BACKGROUND: Lifespan psychological and life course sociological perspectives indicate that individual development is shaped by social and historical circumstances. Increases in fluid cognitive performance over the last century are well documented and researchers have begun examining historical trends in personality and subjective well-being in old age. Relatively less is known about secular changes in other key components of psychosocial function among older adults.
OBJECTIVE: In the present study, we examined cohort differences in key components of psychosocial function, including subjective age, control beliefs, and perceived social integration, as indicated by loneliness and availability of very close others.
METHODS: We compared data obtained 20 years apart in the Berlin Aging Study (in 1990-1993) and the Berlin Aging Study II (in 2013-2014) and identified case-matched cohort groups based on age, gender, cohort-normed education, and marital or partner status (n = 153 in each cohort, mean age = 75 years). In follow-up analyses, we controlled for having lived in former East versus West Germany, physical diseases, cohort-normed household income, cognitive performance, and the presence of a religious affiliation.
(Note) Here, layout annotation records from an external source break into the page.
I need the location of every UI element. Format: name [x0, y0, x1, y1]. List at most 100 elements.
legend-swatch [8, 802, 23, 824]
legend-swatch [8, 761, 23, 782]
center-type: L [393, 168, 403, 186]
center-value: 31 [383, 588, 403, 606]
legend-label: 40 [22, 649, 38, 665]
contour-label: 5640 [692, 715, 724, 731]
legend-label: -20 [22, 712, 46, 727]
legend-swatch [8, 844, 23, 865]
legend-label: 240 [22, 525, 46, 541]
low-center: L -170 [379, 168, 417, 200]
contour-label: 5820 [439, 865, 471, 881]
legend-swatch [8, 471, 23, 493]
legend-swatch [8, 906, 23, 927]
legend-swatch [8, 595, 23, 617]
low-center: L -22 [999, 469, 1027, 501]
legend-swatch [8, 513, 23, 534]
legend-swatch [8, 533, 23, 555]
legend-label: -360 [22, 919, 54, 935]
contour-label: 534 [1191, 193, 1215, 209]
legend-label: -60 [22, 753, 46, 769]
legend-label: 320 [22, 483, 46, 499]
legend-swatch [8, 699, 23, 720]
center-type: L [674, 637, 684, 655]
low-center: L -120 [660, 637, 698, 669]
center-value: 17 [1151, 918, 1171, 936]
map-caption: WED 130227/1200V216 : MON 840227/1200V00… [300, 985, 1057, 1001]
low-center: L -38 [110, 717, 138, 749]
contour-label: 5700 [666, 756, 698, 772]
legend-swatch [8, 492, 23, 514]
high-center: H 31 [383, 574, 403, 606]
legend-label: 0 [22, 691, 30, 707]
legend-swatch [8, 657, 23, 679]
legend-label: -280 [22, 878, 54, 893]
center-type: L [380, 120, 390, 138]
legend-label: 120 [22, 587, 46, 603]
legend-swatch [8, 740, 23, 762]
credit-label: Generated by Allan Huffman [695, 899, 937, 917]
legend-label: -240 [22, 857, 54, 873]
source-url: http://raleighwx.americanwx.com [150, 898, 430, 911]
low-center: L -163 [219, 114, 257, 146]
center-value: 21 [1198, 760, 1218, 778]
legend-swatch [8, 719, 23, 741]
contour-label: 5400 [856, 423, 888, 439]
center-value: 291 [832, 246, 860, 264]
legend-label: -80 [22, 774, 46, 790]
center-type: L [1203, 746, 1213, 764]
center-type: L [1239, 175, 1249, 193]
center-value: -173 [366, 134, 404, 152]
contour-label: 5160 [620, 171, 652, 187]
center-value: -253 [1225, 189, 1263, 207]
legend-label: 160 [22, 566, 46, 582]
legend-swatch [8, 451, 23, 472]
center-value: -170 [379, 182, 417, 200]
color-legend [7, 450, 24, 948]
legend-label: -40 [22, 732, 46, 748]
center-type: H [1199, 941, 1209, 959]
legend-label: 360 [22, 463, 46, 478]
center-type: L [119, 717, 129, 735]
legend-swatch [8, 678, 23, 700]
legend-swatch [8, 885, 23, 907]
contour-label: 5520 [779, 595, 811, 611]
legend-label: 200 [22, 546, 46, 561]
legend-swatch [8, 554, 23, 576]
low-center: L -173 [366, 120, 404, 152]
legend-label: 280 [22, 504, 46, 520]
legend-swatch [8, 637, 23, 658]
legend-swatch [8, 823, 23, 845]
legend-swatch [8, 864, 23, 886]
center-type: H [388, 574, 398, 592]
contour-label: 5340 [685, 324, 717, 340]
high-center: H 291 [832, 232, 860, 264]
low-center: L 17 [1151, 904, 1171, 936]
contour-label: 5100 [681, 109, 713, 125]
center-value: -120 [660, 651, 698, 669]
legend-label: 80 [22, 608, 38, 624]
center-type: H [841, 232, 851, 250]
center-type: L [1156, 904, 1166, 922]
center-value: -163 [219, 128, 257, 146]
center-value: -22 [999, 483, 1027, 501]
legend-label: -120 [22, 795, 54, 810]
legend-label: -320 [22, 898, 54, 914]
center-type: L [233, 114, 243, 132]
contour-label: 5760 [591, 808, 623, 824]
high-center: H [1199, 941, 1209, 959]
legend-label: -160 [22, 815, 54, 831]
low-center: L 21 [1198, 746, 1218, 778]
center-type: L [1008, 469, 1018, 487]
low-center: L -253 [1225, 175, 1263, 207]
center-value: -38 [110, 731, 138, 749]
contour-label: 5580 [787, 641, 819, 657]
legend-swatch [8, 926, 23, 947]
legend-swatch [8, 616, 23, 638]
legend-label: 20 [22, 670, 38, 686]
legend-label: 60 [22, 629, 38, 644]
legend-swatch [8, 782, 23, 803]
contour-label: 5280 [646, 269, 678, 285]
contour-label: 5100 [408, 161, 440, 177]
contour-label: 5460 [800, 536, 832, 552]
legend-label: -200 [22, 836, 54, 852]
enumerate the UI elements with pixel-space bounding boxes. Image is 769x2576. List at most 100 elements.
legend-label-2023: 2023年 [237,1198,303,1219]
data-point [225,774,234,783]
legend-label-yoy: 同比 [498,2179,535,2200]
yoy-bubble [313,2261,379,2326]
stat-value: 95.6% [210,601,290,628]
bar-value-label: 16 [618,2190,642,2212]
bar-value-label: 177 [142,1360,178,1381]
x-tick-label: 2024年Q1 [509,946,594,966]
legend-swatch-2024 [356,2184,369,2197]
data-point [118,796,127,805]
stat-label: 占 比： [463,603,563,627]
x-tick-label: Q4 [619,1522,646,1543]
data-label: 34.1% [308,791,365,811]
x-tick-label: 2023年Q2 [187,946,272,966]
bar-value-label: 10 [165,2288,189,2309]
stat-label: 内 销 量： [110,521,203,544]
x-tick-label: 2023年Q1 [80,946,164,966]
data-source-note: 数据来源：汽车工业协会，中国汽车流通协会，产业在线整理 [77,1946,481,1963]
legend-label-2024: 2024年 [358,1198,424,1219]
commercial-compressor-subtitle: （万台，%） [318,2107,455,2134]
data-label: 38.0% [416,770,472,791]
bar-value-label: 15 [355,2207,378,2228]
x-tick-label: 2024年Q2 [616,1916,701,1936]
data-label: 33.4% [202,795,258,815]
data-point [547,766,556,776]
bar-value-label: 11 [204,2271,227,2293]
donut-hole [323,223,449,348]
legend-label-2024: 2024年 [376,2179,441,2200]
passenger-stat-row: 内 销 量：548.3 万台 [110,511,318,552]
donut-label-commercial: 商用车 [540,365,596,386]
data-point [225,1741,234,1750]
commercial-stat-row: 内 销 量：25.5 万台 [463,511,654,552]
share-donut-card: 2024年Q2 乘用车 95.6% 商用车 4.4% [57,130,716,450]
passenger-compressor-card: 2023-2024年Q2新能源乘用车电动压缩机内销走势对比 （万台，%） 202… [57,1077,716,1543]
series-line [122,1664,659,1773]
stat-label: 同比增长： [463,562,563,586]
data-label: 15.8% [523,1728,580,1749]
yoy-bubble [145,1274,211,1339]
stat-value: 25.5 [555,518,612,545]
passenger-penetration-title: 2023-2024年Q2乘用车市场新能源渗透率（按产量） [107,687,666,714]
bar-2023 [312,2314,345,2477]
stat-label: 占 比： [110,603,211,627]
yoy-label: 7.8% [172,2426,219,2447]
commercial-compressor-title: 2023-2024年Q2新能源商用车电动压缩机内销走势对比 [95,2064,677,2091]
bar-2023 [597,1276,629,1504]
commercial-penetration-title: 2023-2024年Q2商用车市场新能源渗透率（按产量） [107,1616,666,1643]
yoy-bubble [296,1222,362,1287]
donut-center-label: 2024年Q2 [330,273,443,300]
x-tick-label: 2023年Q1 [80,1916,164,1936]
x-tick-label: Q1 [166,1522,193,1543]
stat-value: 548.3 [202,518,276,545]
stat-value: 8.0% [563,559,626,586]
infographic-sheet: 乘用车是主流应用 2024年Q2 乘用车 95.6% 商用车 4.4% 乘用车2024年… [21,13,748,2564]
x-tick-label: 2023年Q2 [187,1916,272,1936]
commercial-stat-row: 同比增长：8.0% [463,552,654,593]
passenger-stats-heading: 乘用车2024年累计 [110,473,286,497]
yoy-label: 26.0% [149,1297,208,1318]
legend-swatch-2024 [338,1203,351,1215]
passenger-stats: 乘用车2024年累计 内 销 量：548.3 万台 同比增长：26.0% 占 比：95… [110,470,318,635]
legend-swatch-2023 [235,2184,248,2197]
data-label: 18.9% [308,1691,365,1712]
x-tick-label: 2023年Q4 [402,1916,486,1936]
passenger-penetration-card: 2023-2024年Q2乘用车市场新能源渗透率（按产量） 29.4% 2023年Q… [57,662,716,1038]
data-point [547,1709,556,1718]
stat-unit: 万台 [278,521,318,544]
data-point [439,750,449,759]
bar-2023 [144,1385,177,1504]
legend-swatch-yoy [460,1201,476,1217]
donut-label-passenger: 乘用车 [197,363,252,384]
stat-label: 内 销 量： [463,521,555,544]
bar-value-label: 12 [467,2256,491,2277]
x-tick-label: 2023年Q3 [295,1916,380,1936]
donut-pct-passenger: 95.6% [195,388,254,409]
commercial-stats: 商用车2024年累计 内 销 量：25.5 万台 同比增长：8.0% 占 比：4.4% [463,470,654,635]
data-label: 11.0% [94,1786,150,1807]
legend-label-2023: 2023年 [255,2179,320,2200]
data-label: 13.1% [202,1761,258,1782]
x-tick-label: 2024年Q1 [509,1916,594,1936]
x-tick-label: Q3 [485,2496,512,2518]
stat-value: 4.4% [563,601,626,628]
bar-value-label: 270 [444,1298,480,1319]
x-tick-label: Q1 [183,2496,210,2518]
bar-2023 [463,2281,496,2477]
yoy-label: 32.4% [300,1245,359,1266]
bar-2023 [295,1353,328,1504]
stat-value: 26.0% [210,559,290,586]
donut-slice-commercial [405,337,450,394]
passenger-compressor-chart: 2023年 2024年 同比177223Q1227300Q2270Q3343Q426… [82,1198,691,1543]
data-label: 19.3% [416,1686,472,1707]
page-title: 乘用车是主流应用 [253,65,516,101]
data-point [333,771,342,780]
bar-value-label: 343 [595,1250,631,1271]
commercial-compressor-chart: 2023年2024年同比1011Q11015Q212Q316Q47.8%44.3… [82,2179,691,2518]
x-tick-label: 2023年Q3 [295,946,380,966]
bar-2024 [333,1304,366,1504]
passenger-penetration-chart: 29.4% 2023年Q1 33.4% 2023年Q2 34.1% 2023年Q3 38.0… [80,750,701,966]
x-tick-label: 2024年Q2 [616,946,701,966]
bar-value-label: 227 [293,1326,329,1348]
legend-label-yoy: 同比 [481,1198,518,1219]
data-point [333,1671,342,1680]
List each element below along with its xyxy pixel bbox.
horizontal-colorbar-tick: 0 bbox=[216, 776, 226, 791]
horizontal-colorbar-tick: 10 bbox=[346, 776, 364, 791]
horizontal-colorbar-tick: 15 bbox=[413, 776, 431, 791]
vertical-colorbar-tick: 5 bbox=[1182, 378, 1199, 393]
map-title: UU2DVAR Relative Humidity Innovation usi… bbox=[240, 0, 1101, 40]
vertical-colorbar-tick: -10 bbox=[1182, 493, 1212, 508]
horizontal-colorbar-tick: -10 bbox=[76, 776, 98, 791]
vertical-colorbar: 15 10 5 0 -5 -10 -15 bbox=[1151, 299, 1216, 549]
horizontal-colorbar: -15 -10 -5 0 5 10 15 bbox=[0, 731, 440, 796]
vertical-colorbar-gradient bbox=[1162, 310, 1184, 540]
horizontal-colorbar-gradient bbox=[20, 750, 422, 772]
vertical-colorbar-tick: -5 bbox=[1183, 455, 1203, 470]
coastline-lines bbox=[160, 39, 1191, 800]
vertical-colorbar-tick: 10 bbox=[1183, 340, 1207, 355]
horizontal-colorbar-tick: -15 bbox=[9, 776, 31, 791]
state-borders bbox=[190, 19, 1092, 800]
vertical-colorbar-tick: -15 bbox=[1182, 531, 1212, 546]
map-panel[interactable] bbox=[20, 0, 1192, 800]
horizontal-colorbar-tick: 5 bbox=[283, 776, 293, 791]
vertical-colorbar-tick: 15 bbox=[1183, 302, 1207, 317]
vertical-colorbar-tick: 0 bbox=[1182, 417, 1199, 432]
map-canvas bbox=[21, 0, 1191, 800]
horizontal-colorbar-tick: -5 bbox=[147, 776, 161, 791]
RESULTS: Consistently across analyses, we found that, relative to the earlier-born BASE cohort (year of birth: mean = 1916; SD = 3.38 years; range = 1901-1922), participants in the BASE-II sample (year of birth: mean = 1939; SD = 3.22 years; range = 1925-1949) reported lower levels of external control beliefs (d = -1.01) and loneliness (d = -0.63). Cohorts did not differ in subjective age, availability of very close others, and internal control beliefs.
CONCLUSION: Taken together, our findings suggest that some aspects of psychosocial function of older adults have improved across the two recent decades. We discuss the possible role of sociocultural factors that might have led to the observed set of cohort differences.